No. Take the seagull that figured in my first Lofoten Islands entry: I considered shooting it, but then demurred, thinking that photographs so distort scale that my picture would likely fail to illustrate my observation about the immense size of Nordic gulls in comparison with East Coast ones.
Usually I am trying to get people out of my pictures. In Norway even more so. Why? These mountains and fjords and waterfalls loom over us, and over time; they’ve remained steadfast through centuries. People? They come, then they go.

Life lived behind a viewfinder becomes a life slowed down. I’m often imagining frames around moments, constantly on the hunt for the right composition. (That’s the only way that the otherwise-too-violent nomenclature of “shooting” a picture makes sense.) What, then, constitutes my right composition? For now: the horizon line must must must be perpendicular to the vertical edge of the frame. Repetitive patterns of one type (wood slats) abutting patterns of another type (rock slabs) are ever-alluring. Colors: white orchids and purple curtains in tiny gray windows;

black, rust, and thin green lichen on rocks;

deeply saturated ochre, barn-red, and pink paint on buildings;
clouds and sky at different times of day.

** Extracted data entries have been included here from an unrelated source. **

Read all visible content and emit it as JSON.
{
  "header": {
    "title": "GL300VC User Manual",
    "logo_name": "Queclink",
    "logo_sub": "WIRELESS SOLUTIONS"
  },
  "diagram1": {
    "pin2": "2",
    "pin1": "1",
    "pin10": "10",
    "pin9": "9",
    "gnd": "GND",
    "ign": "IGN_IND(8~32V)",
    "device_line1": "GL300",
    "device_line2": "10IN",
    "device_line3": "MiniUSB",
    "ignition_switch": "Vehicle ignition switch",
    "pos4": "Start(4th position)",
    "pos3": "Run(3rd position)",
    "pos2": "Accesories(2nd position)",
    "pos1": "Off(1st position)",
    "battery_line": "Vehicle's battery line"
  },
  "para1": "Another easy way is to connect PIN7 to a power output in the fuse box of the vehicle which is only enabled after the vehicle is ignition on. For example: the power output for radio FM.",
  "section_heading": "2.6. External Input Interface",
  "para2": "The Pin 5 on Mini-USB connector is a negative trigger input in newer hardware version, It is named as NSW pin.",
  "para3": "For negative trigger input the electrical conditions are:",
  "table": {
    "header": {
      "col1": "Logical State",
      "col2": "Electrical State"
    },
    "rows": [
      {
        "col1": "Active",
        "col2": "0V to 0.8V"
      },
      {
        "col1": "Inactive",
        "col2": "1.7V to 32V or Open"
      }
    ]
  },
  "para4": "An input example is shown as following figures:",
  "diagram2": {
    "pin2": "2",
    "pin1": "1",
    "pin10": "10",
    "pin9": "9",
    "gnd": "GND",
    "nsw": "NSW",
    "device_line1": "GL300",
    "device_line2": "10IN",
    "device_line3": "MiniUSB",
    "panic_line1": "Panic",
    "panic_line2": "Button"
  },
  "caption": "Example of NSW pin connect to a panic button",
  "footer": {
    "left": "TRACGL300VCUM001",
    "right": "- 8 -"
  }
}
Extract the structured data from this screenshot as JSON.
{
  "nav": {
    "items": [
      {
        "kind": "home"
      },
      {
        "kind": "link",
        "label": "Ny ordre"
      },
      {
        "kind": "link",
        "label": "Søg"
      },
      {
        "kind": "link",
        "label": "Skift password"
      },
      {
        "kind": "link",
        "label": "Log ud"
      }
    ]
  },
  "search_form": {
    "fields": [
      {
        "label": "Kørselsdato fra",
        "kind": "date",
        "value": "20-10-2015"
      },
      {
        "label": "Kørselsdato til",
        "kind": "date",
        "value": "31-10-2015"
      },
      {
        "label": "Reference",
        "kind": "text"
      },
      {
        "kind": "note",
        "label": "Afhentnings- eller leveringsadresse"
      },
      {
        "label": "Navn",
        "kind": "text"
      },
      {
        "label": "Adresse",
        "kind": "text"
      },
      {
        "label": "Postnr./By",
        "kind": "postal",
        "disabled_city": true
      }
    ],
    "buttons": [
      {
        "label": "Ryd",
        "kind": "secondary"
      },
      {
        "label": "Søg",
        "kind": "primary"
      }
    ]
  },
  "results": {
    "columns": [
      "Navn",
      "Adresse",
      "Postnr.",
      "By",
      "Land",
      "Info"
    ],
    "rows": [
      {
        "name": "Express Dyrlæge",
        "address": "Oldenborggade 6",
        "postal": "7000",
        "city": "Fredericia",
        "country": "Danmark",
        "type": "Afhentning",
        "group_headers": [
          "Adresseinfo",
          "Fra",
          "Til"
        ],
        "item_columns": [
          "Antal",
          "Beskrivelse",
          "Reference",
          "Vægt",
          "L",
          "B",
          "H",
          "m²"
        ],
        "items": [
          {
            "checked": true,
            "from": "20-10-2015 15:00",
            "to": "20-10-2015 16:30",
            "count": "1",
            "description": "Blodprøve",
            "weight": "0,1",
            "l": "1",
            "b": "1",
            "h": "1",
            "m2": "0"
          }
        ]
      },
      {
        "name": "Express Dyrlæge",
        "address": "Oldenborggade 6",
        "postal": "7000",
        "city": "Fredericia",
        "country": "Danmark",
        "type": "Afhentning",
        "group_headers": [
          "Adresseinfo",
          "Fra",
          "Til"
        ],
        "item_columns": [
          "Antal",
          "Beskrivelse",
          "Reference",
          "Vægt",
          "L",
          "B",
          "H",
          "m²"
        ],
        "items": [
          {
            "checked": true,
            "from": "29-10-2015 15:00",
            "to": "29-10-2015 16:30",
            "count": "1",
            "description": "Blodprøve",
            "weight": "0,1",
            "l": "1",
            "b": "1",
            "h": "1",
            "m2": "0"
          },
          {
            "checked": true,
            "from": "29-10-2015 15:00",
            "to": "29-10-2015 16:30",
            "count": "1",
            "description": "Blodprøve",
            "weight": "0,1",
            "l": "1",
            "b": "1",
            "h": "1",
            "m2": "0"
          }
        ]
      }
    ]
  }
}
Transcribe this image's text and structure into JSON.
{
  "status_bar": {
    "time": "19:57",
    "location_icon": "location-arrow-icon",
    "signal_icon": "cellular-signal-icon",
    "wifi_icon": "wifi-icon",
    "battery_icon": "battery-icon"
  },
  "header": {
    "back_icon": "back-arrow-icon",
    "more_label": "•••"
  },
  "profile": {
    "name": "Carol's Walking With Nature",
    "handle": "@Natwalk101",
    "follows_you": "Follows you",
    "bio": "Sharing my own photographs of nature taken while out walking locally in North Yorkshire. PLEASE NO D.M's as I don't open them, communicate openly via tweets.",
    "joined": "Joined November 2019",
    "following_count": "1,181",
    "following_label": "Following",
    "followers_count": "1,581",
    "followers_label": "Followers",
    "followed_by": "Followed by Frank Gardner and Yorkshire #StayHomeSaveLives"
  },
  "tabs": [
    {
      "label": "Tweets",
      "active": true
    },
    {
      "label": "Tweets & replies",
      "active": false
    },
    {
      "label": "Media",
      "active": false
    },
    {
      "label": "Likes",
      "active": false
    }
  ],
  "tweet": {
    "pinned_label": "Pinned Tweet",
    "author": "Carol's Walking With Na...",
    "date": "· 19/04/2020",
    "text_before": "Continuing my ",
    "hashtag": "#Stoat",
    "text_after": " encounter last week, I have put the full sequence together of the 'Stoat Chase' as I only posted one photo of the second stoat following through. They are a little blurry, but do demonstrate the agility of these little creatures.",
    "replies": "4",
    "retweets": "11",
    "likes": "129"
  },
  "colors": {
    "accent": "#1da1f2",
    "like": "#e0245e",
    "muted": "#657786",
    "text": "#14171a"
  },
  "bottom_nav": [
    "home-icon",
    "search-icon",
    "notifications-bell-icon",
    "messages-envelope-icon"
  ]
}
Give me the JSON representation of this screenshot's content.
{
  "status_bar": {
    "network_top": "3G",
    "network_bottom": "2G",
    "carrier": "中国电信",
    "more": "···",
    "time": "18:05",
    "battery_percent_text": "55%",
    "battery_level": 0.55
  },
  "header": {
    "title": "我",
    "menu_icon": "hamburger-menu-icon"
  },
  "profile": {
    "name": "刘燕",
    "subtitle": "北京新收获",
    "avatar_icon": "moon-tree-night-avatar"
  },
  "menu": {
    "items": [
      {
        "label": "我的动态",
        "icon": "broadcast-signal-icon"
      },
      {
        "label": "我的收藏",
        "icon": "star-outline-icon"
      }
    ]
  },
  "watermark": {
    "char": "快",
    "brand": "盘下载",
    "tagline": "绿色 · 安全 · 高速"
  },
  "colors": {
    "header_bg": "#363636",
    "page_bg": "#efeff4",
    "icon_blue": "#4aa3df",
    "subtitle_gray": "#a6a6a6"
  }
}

In landscapes, I’ve been gravitating toward imbalanced compositions – one side in deep shadow, the other suffused with rosy hues. 
Photographing buildings, my predilection for symmetry surprises me, but it’s not always possible.

And always, I wait for the late afternoons, with their strong, warm light, full of contrasts and ethereal promise.
In taking a photograph, I often wonder, am I creating a memory or preserving it? Both, I suppose. And if the former, then what kind of memory? Maybe even false memories. I’m entertaining the possibility of basking in the ignorance of presuming that Joẑef Plečnik built a nice little cinema in Bergen, rather than doing the right thing (research) to actually find out.

In the spring of 1991 in Dhaka, Bangladesh, I stood on the banks of the Brahmaputra River regarding the hand-hewn wooden boats, the late afternoon sun glinting off rippled water, the men in their lungis hauling nets of fish onto the docks, and I thought: this is beautiful, and real. I reached for the camera hanging around my neck, looked into the viewfinder, and realized that the picture I was about to shoot couldn’t possibly capture the experience of standing there. For one reason if not for many: stench. Accompanying the visual enticements was the stench of dead fish, the stench feces — human, animal, whatever; the stench of rotting organic manner washed up on the riverbanks. What this picture will show, I mused, is visual beauty; what it will hide is noxious acridity.
Shot anyway. It’s a picture I treasure.